Het beeldkwaliteitplan is een instrument dat kan worden ingezet ter bevordering van de ruimtelijke kwaliteit van een nieuwbouwwijk. De regels uit een beeldkwaliteitplan gelden tijdens de ontwikkelfase. Omdat Bernheze kiest voor welstandsvrij zullen de regels voor welstand vervallen als de woningbouwontwikkeling voltooid is. Zo kan er tijdens de bouw gestuurd worden op de gewenste beeldkwaliteit, maar gelden er na realisatie geen welstandsregels, bijvoorbeeld voor verbouwingen.

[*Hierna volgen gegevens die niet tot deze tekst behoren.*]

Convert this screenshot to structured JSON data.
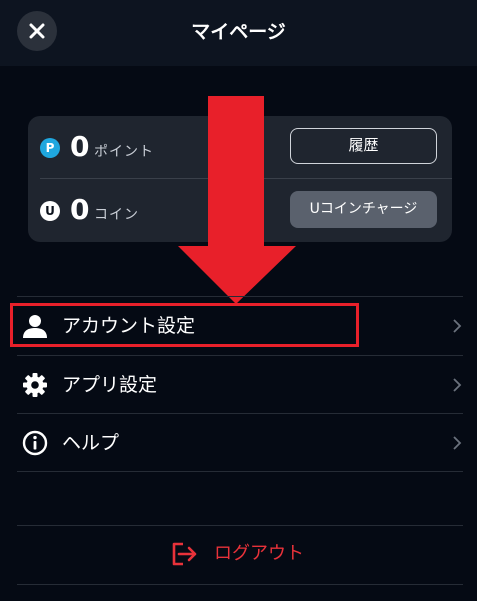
{
  "header": {
    "title": "マイページ"
  },
  "balance": {
    "points": {
      "badge": "P",
      "amount": "0",
      "unit": "ポイント",
      "button_label": "履歴"
    },
    "coins": {
      "badge": "U",
      "amount": "0",
      "unit": "コイン",
      "button_label": "Uコインチャージ"
    }
  },
  "menu": {
    "items": [
      {
        "label": "アカウント設定",
        "icon": "user-icon"
      },
      {
        "label": "アプリ設定",
        "icon": "gear-icon"
      },
      {
        "label": "ヘルプ",
        "icon": "info-icon"
      }
    ]
  },
  "logout": {
    "label": "ログアウト",
    "icon": "logout-icon"
  },
  "colors": {
    "background": "#050a14",
    "card": "#1f252f",
    "accent_red": "#e8202a",
    "point_badge": "#1fa7df"
  }
}
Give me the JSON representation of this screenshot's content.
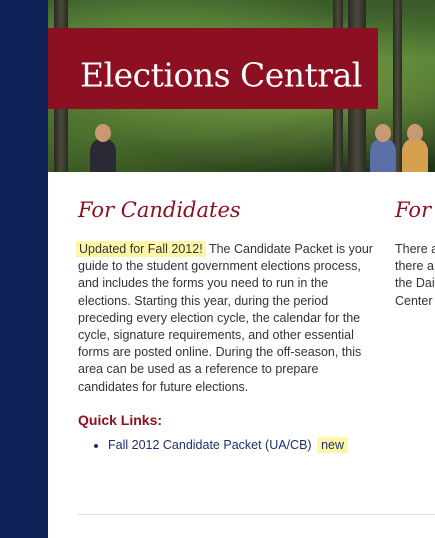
{
  "header": {
    "title": "Elections Central"
  },
  "candidates": {
    "heading": "For Candidates",
    "updated_badge": "Updated for Fall 2012!",
    "body": "The Candidate Packet is your guide to the student government elections process, and includes the forms you need to run in the elections. Starting this year, during the period preceding every election cycle, the calendar for the cycle, signature requirements, and other essential forms are posted online. During the off-season, this area can be used as a reference to prepare candidates for future elections.",
    "quick_links_title": "Quick Links:",
    "links": [
      {
        "label": "Fall 2012 Candidate Packet (UA/CB)",
        "badge": "new"
      }
    ]
  },
  "side": {
    "heading": "For",
    "lines": [
      "There a",
      "there a",
      "the Dai",
      "Center"
    ]
  },
  "colors": {
    "brand": "#8c1022",
    "nav": "#0f2257",
    "highlight": "#fff6a8",
    "link": "#1f2f6b"
  }
}
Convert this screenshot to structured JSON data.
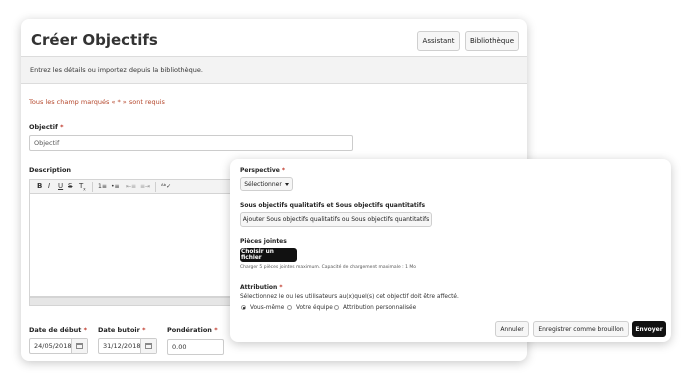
{
  "main": {
    "title": "Créer Objectifs",
    "buttons": {
      "assistant": "Assistant",
      "library": "Bibliothèque"
    },
    "info": "Entrez les détails ou importez depuis la bibliothèque.",
    "required_note": "Tous les champ marqués « * » sont requis",
    "objective": {
      "label": "Objectif",
      "required": "*",
      "placeholder": "Objectif"
    },
    "description": {
      "label": "Description"
    },
    "toolbar_icons": [
      "bold-icon",
      "italic-icon",
      "underline-icon",
      "strikethrough-icon",
      "clear-format-icon",
      "ordered-list-icon",
      "bullet-list-icon",
      "outdent-icon",
      "indent-icon",
      "spellcheck-icon"
    ],
    "start_date": {
      "label": "Date de début",
      "required": "*",
      "value": "24/05/2018"
    },
    "due_date": {
      "label": "Date butoir",
      "required": "*",
      "value": "31/12/2018"
    },
    "weight": {
      "label": "Pondération",
      "required": "*",
      "value": "0.00"
    }
  },
  "overlay": {
    "perspective": {
      "label": "Perspective",
      "required": "*",
      "select": "Sélectionner"
    },
    "sub_objectives": {
      "label": "Sous objectifs qualitatifs et Sous objectifs quantitatifs",
      "button": "Ajouter Sous objectifs qualitatifs ou Sous objectifs quantitatifs"
    },
    "attachments": {
      "label": "Pièces jointes",
      "button": "Choisir un fichier",
      "note": "Charger 5 pièces jointes maximum. Capacité de chargement maximale : 1 Mo"
    },
    "attribution": {
      "label": "Attribution",
      "required": "*",
      "help": "Sélectionnez le ou les utilisateurs au(x)quel(s) cet objectif doit être affecté.",
      "options": [
        "Vous-même",
        "Votre équipe",
        "Attribution personnalisée"
      ],
      "selected": "Vous-même"
    },
    "footer": {
      "cancel": "Annuler",
      "draft": "Enregistrer comme brouillon",
      "send": "Envoyer"
    }
  }
}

Een bouwaanvraag die in een gebied met een beeldkwaliteitplan ligt, wordt getoetst aan de welstandscriteria uit dit beeldkwaliteitplan. De welstandscommissie voert deze toetsing uit. De werkwijze bij toetsing aan een beeldkwaliteitplan staat omschreven in hoofdstuk 4. De eisen die we stellen aan een beeldkwaliteitplan staan in bijlage 2.

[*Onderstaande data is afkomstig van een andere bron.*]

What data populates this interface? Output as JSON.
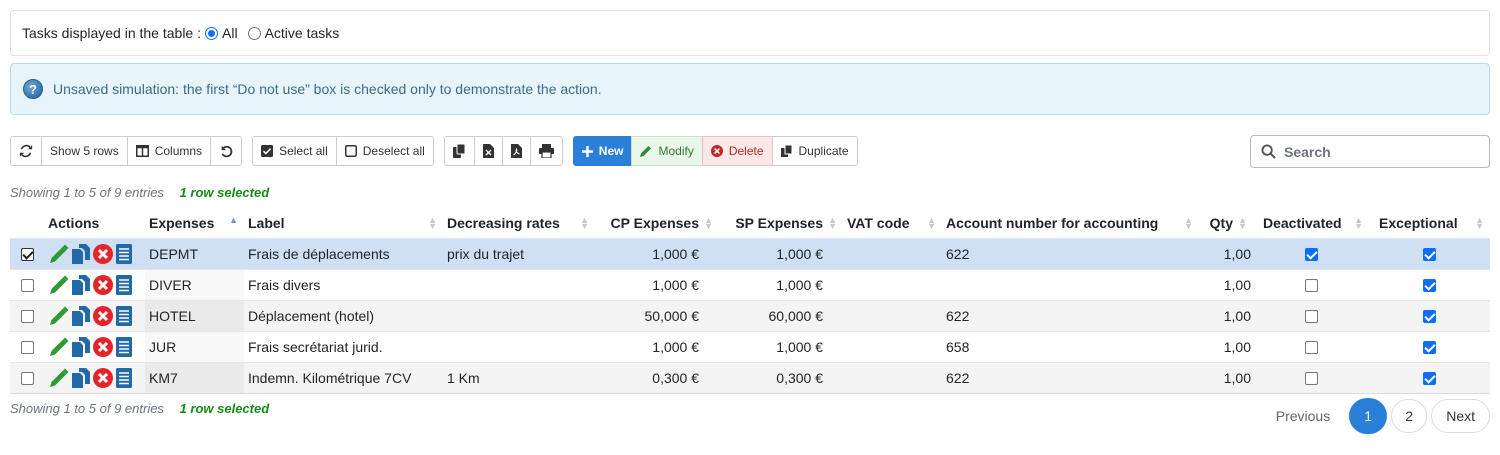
{
  "filter": {
    "label": "Tasks displayed in the table :",
    "options": [
      {
        "label": "All",
        "selected": true
      },
      {
        "label": "Active tasks",
        "selected": false
      }
    ]
  },
  "alert": {
    "icon": "question-icon",
    "text": "Unsaved simulation: the first “Do not use” box is checked only to demonstrate the action."
  },
  "toolbar": {
    "show_rows": "Show 5 rows",
    "columns": "Columns",
    "select_all": "Select all",
    "deselect_all": "Deselect all",
    "new": "New",
    "modify": "Modify",
    "delete": "Delete",
    "duplicate": "Duplicate"
  },
  "search": {
    "placeholder": "Search"
  },
  "info": {
    "showing": "Showing 1 to 5 of 9 entries",
    "selected": "1 row selected"
  },
  "table": {
    "columns": [
      "Actions",
      "Expenses",
      "Label",
      "Decreasing rates",
      "CP Expenses",
      "SP Expenses",
      "VAT code",
      "Account number for accounting",
      "Qty",
      "Deactivated",
      "Exceptional"
    ],
    "rows": [
      {
        "selected": true,
        "expense": "DEPMT",
        "label": "Frais de déplacements",
        "rate": "prix du trajet",
        "cp": "1,000 €",
        "sp": "1,000 €",
        "vat": "",
        "account": "622",
        "qty": "1,00",
        "deactivated": true,
        "exceptional": true
      },
      {
        "selected": false,
        "expense": "DIVER",
        "label": "Frais divers",
        "rate": "",
        "cp": "1,000 €",
        "sp": "1,000 €",
        "vat": "",
        "account": "",
        "qty": "1,00",
        "deactivated": false,
        "exceptional": true
      },
      {
        "selected": false,
        "expense": "HOTEL",
        "label": "Déplacement (hotel)",
        "rate": "",
        "cp": "50,000 €",
        "sp": "60,000 €",
        "vat": "",
        "account": "622",
        "qty": "1,00",
        "deactivated": false,
        "exceptional": true
      },
      {
        "selected": false,
        "expense": "JUR",
        "label": "Frais secrétariat jurid.",
        "rate": "",
        "cp": "1,000 €",
        "sp": "1,000 €",
        "vat": "",
        "account": "658",
        "qty": "1,00",
        "deactivated": false,
        "exceptional": true
      },
      {
        "selected": false,
        "expense": "KM7",
        "label": "Indemn. Kilométrique 7CV",
        "rate": "1 Km",
        "cp": "0,300 €",
        "sp": "0,300 €",
        "vat": "",
        "account": "622",
        "qty": "1,00",
        "deactivated": false,
        "exceptional": true
      }
    ]
  },
  "pager": {
    "previous": "Previous",
    "pages": [
      "1",
      "2"
    ],
    "current": "1",
    "next": "Next"
  },
  "colors": {
    "primary": "#2a7fd9",
    "selected_row": "#cfe0f5",
    "success_text": "#188a18"
  }
}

Reclame is niet meer weg te denken uit het hedendaagse straatbeeld. Het doel van reclame is om op te vallen en zo potentiële klanten over te halen tot aanschaf van producten en diensten. De reclamevoering zal onder druk van concurrentie steeds groter en opzichtiger worden. In deze welstandsnota staan daarom duidelijke regels om wildgroei te voorkomen.
We onderscheiden plaatsgebonden en niet-plaatsgebonden reclame. De niet-plaatsgebonden reclame heeft tot doel de consumptie van producten te bevorderen. Het doel van plaatsgebonden reclame is om de herkenbaarheid van een winkel of bedrijf te vergroten. Met de niet-plaatsgebonden reclame wordt zeer terughoudend omgegaan. De regels voor plaatsgebonden reclame staan in hoofdstuk 4, algemene welstandsregels.

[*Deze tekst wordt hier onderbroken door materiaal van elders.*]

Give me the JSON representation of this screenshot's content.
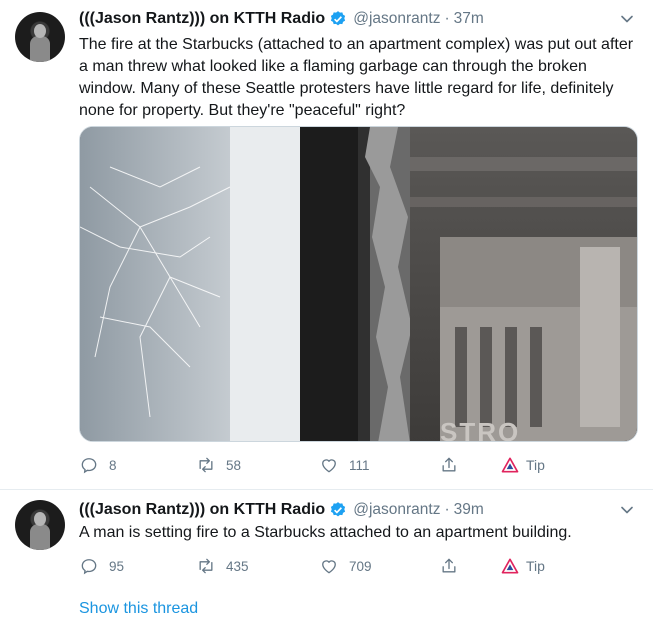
{
  "tweets": [
    {
      "author_name": "(((Jason Rantz))) on KTTH Radio",
      "handle": "@jasonrantz",
      "separator": "·",
      "time": "37m",
      "text": "The fire at the Starbucks (attached to an apartment complex) was put out after a man threw what looked like a flaming garbage can through the broken window. Many of these Seattle protesters have little regard for life, definitely none for property. But they're \"peaceful\" right?",
      "media_overlay_text": "STRO",
      "reply_count": "8",
      "retweet_count": "58",
      "like_count": "111",
      "tip_label": "Tip"
    },
    {
      "author_name": "(((Jason Rantz))) on KTTH Radio",
      "handle": "@jasonrantz",
      "separator": "·",
      "time": "39m",
      "text": "A man is setting fire to a Starbucks attached to an apartment building.",
      "reply_count": "95",
      "retweet_count": "435",
      "like_count": "709",
      "tip_label": "Tip"
    }
  ],
  "show_thread_label": "Show this thread",
  "icons": {
    "verified": "verified-badge-icon",
    "more": "chevron-down-icon",
    "reply": "reply-icon",
    "retweet": "retweet-icon",
    "like": "heart-icon",
    "share": "share-icon",
    "tip": "tip-icon"
  },
  "colors": {
    "accent": "#1b95e0",
    "verified": "#1da1f2",
    "muted": "#657786",
    "tip": "#e0245e"
  }
}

De welstandscommissie toetst een bouwaanvraag aan de welstandscriteria in de welstandsgebieden, een beeldkwaliteitplan en regels voor reclamevoering. De welstandscommissie adviseert het college van Burgemeester en wethouders. De samenstelling en de werkwijze van de welstandscommissie is omschreven in Bijlage 9, Reglement van orde van de welstandscommissie van de Bouwverordening Bernheze 2012.
De welstandscriteria gaan over de uiterlijke verschijningsvorm van bouwwerken en bouwkundige objecten. De welstandscriteria in deze nota richten zich op specifieke gebiedskwaliteiten. De welstandscriteria zijn dan ook niet algemeen van aard maar specifiek en gericht op de aanwezige cultuurhistorische waarden in een gebied. Er zijn in deze nota 15 gebieden aangewezen waar welstandeisen gelden.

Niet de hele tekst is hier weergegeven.